Is there a busier figure in the dance world than Sidi Larbi Cherkaoui? The Flemish-Moroccan choreographer directs his own company, Eastman, which oversees a diverse range of projects and collaborations, and earlier this year he was appointed artistic director of the Royal Ballet of Flanders. Cherkaoui is also a unique performer. Slight and balding, as bonelessly flexible and collapsible as a string puppet, he is a chameleon of physical theatre. In the past he has shared the stage with, among others, flamenco bailaores, Shaolin monks and Japanese anime performers.
In D’avant, Cherkaoui teams up with the Belgian choreographer and performer Damien Jalet, his former offstage partner, and Luc Dunberry and Juan Kruz Díaz de Garaio Esnaola of the dance ensemble Sasha Waltz and Guests. What the four have in common, apart from dance, is a passion for the vocal music of the seventh to 12th centuries, a form of plainchant in which they have all trained.

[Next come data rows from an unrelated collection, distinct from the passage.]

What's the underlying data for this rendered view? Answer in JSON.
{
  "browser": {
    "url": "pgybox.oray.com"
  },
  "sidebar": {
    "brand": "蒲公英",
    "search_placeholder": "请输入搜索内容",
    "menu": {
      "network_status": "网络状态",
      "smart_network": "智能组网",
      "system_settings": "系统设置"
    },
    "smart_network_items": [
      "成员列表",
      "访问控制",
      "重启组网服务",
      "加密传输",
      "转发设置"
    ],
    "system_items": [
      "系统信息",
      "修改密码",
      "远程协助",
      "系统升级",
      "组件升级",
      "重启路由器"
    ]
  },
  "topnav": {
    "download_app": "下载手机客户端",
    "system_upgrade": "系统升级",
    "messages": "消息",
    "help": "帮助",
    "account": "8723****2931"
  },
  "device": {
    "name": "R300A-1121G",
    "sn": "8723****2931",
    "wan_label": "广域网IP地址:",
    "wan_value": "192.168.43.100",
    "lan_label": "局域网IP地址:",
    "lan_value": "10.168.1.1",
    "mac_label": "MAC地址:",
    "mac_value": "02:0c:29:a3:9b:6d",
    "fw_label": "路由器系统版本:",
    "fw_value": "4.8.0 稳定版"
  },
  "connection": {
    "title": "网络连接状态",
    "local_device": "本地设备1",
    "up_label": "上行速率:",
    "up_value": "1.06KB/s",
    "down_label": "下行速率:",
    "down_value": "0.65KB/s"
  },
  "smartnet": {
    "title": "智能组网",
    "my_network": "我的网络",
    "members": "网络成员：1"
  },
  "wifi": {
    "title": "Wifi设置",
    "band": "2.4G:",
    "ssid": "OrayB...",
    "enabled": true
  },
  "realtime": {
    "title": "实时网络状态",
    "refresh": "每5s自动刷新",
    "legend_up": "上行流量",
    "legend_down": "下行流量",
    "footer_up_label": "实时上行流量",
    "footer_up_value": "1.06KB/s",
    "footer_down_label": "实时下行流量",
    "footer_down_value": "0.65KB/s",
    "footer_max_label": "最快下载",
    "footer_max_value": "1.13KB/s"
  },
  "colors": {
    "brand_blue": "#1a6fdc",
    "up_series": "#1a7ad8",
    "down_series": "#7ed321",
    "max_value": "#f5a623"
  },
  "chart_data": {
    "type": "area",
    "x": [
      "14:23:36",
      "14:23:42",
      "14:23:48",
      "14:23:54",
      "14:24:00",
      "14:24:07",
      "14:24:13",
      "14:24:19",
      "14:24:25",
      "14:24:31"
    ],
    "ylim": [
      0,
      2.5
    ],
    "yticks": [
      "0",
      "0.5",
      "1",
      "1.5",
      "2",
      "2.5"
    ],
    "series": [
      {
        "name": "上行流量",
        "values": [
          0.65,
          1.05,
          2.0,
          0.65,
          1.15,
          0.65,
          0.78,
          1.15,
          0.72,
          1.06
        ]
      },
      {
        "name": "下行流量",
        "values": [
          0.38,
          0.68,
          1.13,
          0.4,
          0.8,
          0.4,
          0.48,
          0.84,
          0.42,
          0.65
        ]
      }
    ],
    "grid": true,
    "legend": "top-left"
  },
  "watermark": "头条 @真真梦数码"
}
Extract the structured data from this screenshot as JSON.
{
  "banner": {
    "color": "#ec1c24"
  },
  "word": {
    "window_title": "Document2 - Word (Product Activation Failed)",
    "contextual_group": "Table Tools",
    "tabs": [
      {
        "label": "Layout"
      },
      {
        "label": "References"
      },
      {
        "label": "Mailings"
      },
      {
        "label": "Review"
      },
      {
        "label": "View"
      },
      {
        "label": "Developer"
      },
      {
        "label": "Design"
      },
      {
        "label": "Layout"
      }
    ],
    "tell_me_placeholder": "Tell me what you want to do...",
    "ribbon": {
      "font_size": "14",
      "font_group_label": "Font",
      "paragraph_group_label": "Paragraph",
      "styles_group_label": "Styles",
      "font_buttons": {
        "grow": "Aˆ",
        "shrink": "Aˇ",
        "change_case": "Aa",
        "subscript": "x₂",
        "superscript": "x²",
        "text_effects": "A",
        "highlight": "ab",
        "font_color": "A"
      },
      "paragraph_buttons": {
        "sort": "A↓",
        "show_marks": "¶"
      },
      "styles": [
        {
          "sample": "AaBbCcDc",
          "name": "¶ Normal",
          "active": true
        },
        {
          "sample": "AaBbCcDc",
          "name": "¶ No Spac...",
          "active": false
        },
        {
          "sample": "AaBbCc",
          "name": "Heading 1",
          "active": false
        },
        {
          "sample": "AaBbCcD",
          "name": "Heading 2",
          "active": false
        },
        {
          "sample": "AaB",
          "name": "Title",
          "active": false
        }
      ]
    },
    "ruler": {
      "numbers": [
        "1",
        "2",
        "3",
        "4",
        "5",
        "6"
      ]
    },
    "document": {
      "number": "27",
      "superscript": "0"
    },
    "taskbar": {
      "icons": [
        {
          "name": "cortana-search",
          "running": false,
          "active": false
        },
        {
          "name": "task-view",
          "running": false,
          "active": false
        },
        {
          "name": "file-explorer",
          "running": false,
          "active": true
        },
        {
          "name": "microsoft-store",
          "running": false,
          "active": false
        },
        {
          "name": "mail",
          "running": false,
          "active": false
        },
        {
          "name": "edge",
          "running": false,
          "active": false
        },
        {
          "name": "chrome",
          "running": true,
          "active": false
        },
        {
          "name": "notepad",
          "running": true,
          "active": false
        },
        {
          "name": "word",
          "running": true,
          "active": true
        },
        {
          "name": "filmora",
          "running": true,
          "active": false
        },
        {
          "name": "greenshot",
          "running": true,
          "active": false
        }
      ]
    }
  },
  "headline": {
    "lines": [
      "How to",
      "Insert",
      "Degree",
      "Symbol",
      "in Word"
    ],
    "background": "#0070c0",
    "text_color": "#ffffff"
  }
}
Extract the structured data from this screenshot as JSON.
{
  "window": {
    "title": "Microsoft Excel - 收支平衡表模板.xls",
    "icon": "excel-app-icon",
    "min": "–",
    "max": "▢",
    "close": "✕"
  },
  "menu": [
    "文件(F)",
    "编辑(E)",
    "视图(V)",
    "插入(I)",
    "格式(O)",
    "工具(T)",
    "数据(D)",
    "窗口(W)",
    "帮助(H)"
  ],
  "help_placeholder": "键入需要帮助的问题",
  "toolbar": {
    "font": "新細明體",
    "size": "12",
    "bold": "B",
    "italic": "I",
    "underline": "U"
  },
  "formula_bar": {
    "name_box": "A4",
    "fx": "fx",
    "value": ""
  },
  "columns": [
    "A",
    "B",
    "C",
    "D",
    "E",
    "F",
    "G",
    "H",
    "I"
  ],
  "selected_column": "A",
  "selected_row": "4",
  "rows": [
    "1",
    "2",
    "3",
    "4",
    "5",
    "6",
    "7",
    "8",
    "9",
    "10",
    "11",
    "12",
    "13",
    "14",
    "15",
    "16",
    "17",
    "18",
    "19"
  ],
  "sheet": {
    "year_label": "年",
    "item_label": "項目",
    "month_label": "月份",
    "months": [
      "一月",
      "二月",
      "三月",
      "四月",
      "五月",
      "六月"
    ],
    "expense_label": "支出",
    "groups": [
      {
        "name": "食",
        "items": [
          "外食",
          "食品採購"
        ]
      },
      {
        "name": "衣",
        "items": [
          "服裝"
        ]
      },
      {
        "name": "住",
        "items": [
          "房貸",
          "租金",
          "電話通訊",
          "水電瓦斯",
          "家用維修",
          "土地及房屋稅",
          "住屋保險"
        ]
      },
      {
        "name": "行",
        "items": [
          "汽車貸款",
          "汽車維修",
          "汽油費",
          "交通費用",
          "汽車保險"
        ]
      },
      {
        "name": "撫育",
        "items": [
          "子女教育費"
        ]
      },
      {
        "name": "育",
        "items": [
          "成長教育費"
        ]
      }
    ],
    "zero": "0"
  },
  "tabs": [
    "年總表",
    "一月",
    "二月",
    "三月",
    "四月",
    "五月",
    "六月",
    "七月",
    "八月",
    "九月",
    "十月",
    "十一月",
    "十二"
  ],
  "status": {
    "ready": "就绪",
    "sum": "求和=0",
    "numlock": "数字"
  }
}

The piece takes the form of briefly flaring tableaux, in which a catholic variety of male rituals is enacted in front of Thomas Schenk’s set. Perhaps influenced by Peter Pabst’s more desolate designs for Pina Bausch, this takes the form of a gritty, dusty building site with scaffolding and ladders.
There’s a farcical sequence involving dropped trousers, a procession of medieval flagellants, a skirmish of football hooligans, a straight-faced rendition of Bonnie Tyler’s Total Eclipse of the Heart, an air-raid, and a cross-dressed bride who turns into a corpse and is entombed. The four men struggle, often bruisingly, towards mutual understanding. At the end of the piece, like a giant Manneken Pis, Jalet faces upstage and delivers himself of a 10-minute stream of what looks like urine but hopefully isn’t, given that Cherkaoui washes his hands in it. It’s an eloquent and melancholy expression of the infantile nature of male competitiveness. Through all of this wreathes the hypnotic sound of the four’s chanting, rising and falling in often absurdist counterpoint to the physical performance.
All four are arresting movers, but it’s Cherkaoui to whom your eye repeatedly returns. Ranging the stage with the mooncalf guilelessness of a 21st-century Buster Keaton, he appears to invite every imaginable physical catastrophe, from which he recovers good-humouredly, dusts himself down, and sets out to look for more. This is clowning of a very high order indeed. There’s a tenuous theme mocking religious and cultish extremism through the ages, but these elements have a dutiful feel to them, and never quite cohere into a theatrical statement. D’avant is more engaging as a study of men in incomprehending, ego-fuelled collision. A pissing contest, basically.